Princess Luna recoiled, expecting a wave of heat, but what she felt was more painful than a wave of energy: she felt no sensation on her body whatsoever.

She listened for the cries for help, but she heard nothing; the only thing she heard was the president’s raucous laughter. She turned to look at him; and the model of him that she had constructed in her mind, a testament to perfection and justice, shattered into a thousand tiny pieces. He stood facing the cataclysm fully, with his arms outspread embracing it.

“You’ve done it!” he shouted. “You did it! Oh, isn’t this beautiful? Simply magnificent! Such disorder! Such chaos!”

Princess Luna saw him turn his head to the sky, close his eyes, and open his mouth—his ugly and mangled tongue stretched out to the sky. She looked away, feeling nauseated at this sight, afraid to look at him again.
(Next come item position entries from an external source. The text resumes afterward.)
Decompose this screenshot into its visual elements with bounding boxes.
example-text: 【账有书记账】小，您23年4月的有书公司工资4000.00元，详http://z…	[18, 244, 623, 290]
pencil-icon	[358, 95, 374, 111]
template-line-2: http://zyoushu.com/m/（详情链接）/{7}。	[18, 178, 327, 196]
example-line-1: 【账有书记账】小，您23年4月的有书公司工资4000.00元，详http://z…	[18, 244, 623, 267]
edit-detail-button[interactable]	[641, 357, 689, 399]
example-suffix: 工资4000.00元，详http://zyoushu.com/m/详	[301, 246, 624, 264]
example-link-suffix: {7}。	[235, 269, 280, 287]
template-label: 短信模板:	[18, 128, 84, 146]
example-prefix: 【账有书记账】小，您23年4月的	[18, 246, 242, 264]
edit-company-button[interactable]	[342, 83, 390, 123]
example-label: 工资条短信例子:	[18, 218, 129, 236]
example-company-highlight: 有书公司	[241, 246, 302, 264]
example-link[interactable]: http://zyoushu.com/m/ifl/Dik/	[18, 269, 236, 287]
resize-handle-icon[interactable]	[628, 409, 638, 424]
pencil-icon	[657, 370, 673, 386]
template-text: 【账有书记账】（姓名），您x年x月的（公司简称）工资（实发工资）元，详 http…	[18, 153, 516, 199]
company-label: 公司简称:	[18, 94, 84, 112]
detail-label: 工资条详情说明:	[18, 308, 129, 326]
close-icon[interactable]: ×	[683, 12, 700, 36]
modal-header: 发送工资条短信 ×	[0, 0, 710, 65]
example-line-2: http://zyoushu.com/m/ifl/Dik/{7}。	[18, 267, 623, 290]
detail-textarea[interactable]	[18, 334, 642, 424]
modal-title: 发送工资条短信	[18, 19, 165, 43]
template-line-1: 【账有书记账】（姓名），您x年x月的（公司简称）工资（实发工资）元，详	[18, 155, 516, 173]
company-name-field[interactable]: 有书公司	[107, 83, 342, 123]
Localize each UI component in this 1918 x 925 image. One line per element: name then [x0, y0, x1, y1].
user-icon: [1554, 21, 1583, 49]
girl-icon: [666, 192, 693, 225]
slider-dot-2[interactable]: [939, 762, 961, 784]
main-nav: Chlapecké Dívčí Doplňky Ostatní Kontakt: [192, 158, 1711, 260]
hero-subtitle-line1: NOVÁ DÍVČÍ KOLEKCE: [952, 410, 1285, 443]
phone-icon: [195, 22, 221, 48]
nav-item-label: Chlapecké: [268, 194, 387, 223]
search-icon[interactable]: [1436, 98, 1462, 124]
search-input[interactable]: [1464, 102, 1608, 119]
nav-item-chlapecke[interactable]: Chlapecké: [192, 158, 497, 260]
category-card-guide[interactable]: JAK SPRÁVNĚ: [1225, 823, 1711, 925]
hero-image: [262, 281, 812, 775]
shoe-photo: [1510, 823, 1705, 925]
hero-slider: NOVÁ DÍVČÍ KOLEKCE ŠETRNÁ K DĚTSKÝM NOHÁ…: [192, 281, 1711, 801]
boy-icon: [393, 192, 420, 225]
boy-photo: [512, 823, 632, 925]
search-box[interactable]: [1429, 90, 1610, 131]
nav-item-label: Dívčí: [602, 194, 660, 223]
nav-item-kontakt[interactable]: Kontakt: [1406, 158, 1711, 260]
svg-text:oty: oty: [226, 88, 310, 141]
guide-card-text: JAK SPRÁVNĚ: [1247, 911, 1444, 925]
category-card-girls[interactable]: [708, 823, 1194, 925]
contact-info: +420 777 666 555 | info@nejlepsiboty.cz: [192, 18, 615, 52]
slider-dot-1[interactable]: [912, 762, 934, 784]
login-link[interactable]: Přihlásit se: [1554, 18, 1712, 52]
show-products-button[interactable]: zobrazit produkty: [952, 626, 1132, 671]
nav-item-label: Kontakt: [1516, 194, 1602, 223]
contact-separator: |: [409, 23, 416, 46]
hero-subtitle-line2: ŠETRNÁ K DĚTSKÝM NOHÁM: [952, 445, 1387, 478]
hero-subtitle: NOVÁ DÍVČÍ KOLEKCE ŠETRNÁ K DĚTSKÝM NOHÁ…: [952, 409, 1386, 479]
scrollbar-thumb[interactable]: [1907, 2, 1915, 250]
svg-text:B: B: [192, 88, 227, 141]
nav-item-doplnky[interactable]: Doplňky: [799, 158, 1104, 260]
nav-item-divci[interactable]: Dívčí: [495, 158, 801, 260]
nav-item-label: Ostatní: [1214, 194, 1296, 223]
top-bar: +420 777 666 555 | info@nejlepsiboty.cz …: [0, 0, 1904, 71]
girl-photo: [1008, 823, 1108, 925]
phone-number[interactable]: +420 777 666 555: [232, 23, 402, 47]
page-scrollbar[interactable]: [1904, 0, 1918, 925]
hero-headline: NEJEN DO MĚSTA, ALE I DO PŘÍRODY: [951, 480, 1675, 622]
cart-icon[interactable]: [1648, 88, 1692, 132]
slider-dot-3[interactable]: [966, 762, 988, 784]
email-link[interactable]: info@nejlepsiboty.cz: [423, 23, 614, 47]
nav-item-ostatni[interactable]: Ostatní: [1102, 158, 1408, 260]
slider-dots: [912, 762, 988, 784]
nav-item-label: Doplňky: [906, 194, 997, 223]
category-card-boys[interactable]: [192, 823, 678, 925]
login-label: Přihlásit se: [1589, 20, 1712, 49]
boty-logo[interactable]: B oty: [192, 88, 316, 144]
She summoned all her courage to look back for a second, hoping for the possibility that the dark magic had deceived her with such a cruel sight, and that it was just a fleeting chimera in her mind.

When she looked back, she did not see the remnants of Ponyville or the president, as if those concepts were just replaced by a single glaring one: she saw a monster that rapaciously fed on the pleasure it received from causing depredation on such an enormous scale in such a small amount of time; she saw it pay homage to the vicious magic that he had used to obliterate all of reality; she saw a being that wanted nothing more but to cause the world he lived in to fall into abject disharmony; she saw the love of destruction for the sake of destruction incarnate in a serpentine creature with antlers; she saw the summation of its life and effort finally being realized, and she saw how dark it was; she saw Discord.

She closed her eyes, as they began to swell with tears. If the world was just and good, how could it ever permit such a creature to exist?

She felt something moist hit her cheek. She brought her hoof to her face, wiped it off, and then looked at it: it was chocolate milk.